SWORDS AND FLAGS
Hundreds of Muslims took to the streets of the capital on Friday, many waving swords and Islamic flags, calling for her death.
"If the government retracts this judgment ... this would be a very bad precedent and it would have very bad consequences on the reputation of the state ... not only in Sudan but also outside Sudan," Council Spokesman al-Sheikh Mohammad Abdel Karim said.
"Retracting this light sentence ... would wound the sensibilities of the Muslims in Sudan," he told Reuters. "This is not a matter to be settled politically. This is a matter which goes to the very core of Muslims and their sensibilities."
Gibbons' case has highlighted the pressures Bashir faces in balancing hardline Muslim opinion with improving Sudan's relationship with the West, which have been damaged by disagreements over how to handle the conflict in Darfur region.
Defence lawyer Kamal al-Jazouli said Gibbons, who is from Liverpool, was being held in a clean, well-guarded prison.
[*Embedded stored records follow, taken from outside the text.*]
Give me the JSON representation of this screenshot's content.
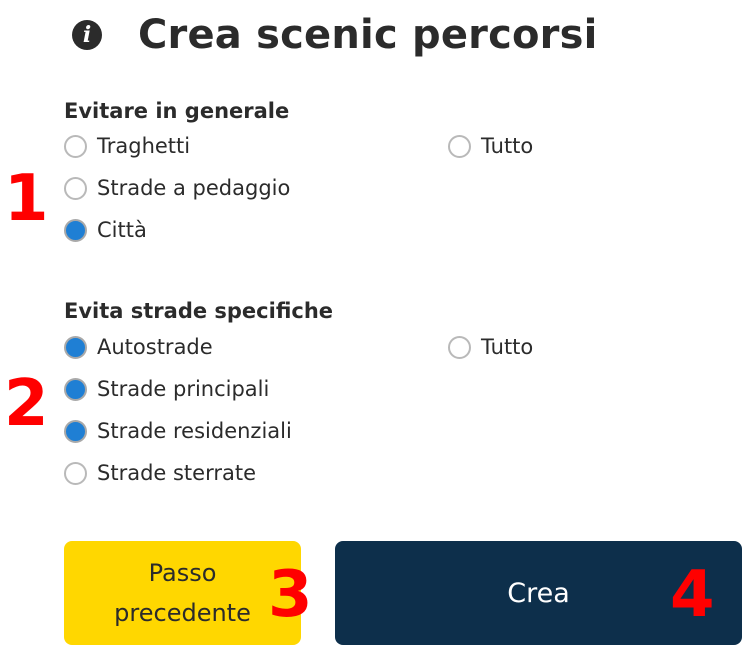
{
  "header": {
    "title": "Crea scenic percorsi",
    "icon": "info-icon"
  },
  "avoid_general": {
    "title": "Evitare in generale",
    "options": [
      {
        "label": "Traghetti",
        "checked": false
      },
      {
        "label": "Strade a pedaggio",
        "checked": false
      },
      {
        "label": "Città",
        "checked": true
      }
    ],
    "all_label": "Tutto",
    "all_checked": false
  },
  "avoid_specific": {
    "title": "Evita strade specifiche",
    "options": [
      {
        "label": "Autostrade",
        "checked": true
      },
      {
        "label": "Strade principali",
        "checked": true
      },
      {
        "label": "Strade residenziali",
        "checked": true
      },
      {
        "label": "Strade sterrate",
        "checked": false
      }
    ],
    "all_label": "Tutto",
    "all_checked": false
  },
  "buttons": {
    "back_label": "Passo precedente",
    "create_label": "Crea"
  },
  "annotations": [
    "1",
    "2",
    "3",
    "4"
  ],
  "colors": {
    "accent_radio": "#1f7fd4",
    "back_button": "#ffd700",
    "create_button": "#0d2f4b",
    "annotation": "#ff0000"
  }
}
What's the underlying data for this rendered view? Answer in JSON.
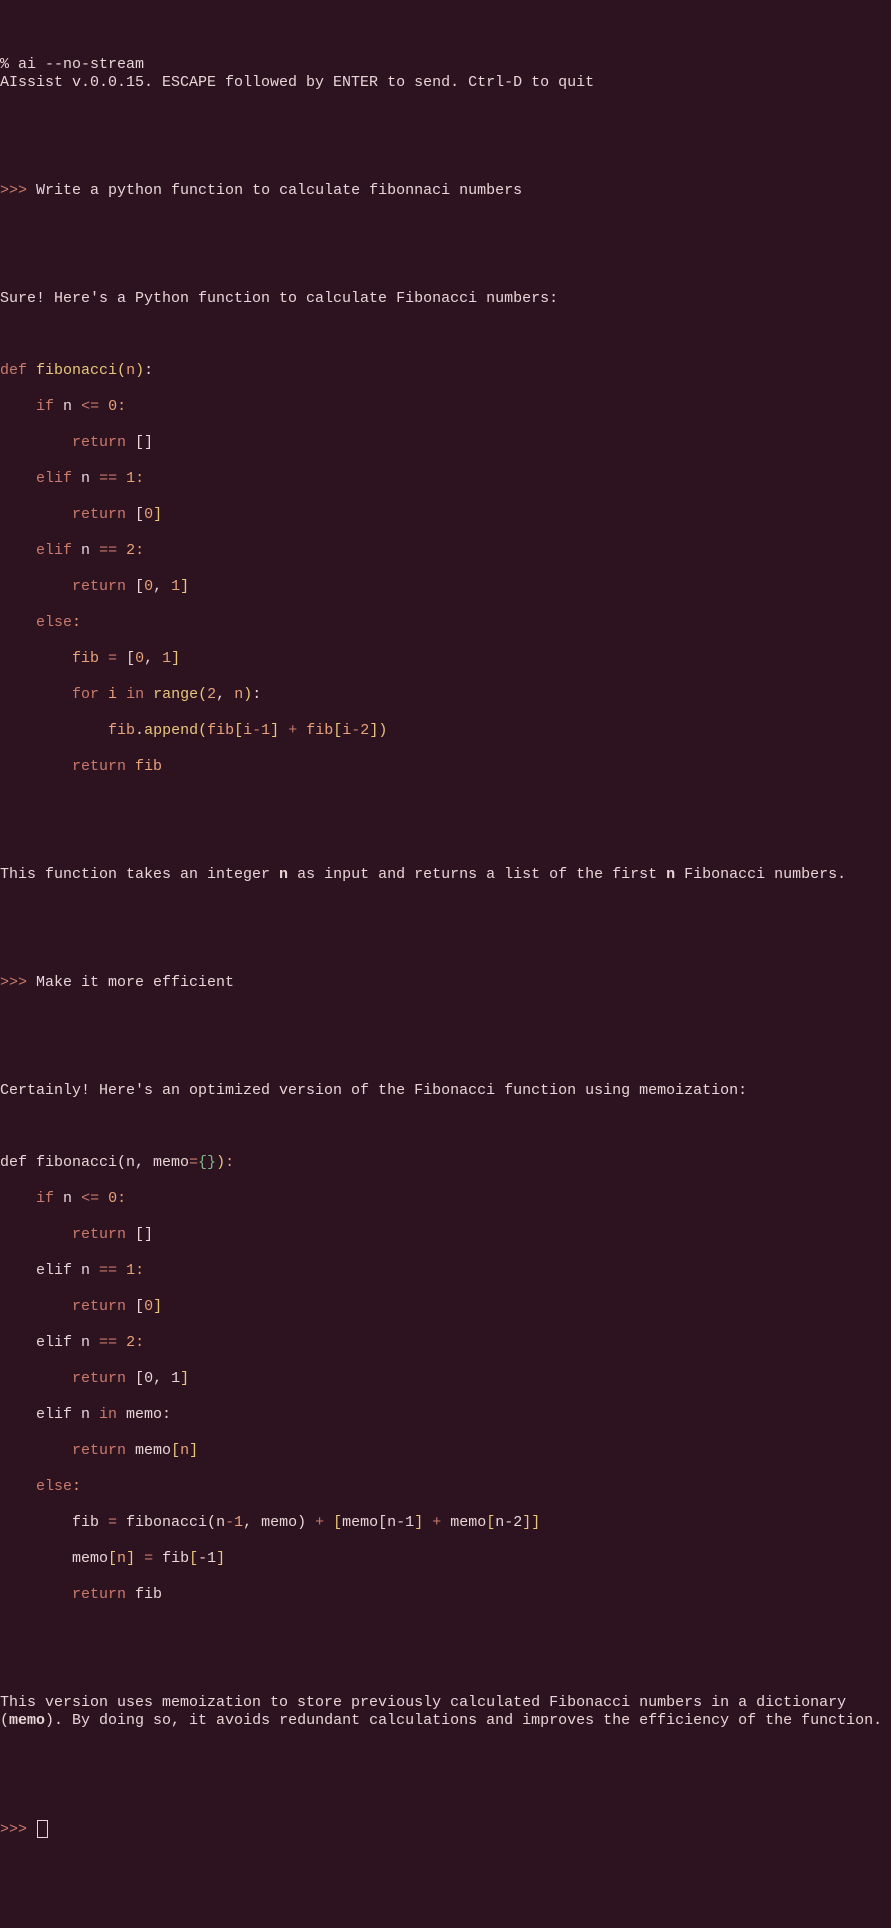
{
  "shell": {
    "prompt": "%",
    "command": "ai --no-stream",
    "banner": "AIssist v.0.0.15. ESCAPE followed by ENTER to send. Ctrl-D to quit"
  },
  "repl_prompt": ">>>",
  "turns": [
    {
      "user": "Write a python function to calculate fibonnaci numbers",
      "assistant_intro": "Sure! Here's a Python function to calculate Fibonacci numbers:",
      "code": [
        {
          "type": "def",
          "name": "fibonacci",
          "params": [
            "n"
          ]
        },
        {
          "type": "if",
          "cond": "n <= 0"
        },
        {
          "type": "return",
          "val": "[]"
        },
        {
          "type": "elif",
          "cond": "n == 1"
        },
        {
          "type": "return",
          "val": "[0]"
        },
        {
          "type": "elif",
          "cond": "n == 2"
        },
        {
          "type": "return",
          "val": "[0, 1]"
        },
        {
          "type": "else"
        },
        {
          "type": "assign",
          "lhs": "fib",
          "rhs": "[0, 1]"
        },
        {
          "type": "for",
          "var": "i",
          "iter": "range(2, n)"
        },
        {
          "type": "stmt",
          "text": "fib.append(fib[i-1] + fib[i-2])"
        },
        {
          "type": "return",
          "val": "fib"
        }
      ],
      "assistant_outro_pre": "This function takes an integer ",
      "assistant_outro_bold1": "n",
      "assistant_outro_mid": " as input and returns a list of the first ",
      "assistant_outro_bold2": "n",
      "assistant_outro_post": " Fibonacci numbers."
    },
    {
      "user": "Make it more efficient",
      "assistant_intro": "Certainly! Here's an optimized version of the Fibonacci function using memoization:",
      "code": [
        {
          "type": "def2",
          "text": "def fibonacci(n, memo={}):"
        },
        {
          "type": "if",
          "cond": "n <= 0"
        },
        {
          "type": "return",
          "val": "[]"
        },
        {
          "type": "elif2",
          "cond": "n == 1"
        },
        {
          "type": "return",
          "val": "[0]"
        },
        {
          "type": "elif2",
          "cond": "n == 2"
        },
        {
          "type": "return",
          "val": "[0, 1]"
        },
        {
          "type": "elifin",
          "cond": "n in memo"
        },
        {
          "type": "return",
          "val": "memo[n]"
        },
        {
          "type": "else"
        },
        {
          "type": "assign2",
          "text": "fib = fibonacci(n-1, memo) + [memo[n-1] + memo[n-2]]"
        },
        {
          "type": "assign3",
          "text": "memo[n] = fib[-1]"
        },
        {
          "type": "return",
          "val": "fib"
        }
      ],
      "assistant_outro_pre": "This version uses memoization to store previously calculated Fibonacci numbers in a dictionary (",
      "assistant_outro_bold1": "memo",
      "assistant_outro_post": "). By doing so, it avoids redundant calculations and improves the efficiency of the function."
    }
  ]
}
He described her as "smiling if a little bit sad" when he had met her.
"She said she was sad because she never imagined her stay in Sudan would end up like this."
"She loved her pupils very much and they loved her. She said she would miss them when she goes outside Sudan."
Gibbons let her pupils at Khartoum's private Unity High School pick their favourite name for a teddy bear as part of a project on animals in September. Twenty out of 23 of them chose Mohammad -- a popular boy's name in Sudan, as well as the name of Islam's Prophet.
Gibbons was arrested last Sunday and charged on Wednesday with insulting religion, inciting hatred and showing contempt for religious beliefs -- charges punishable by up to 40 lashes, a year in prison or a fine.
British public opinion was shocked by the guilty verdict and the Sudan Tribune news Web site said it had been inundated by hate mail, mostly from Britons.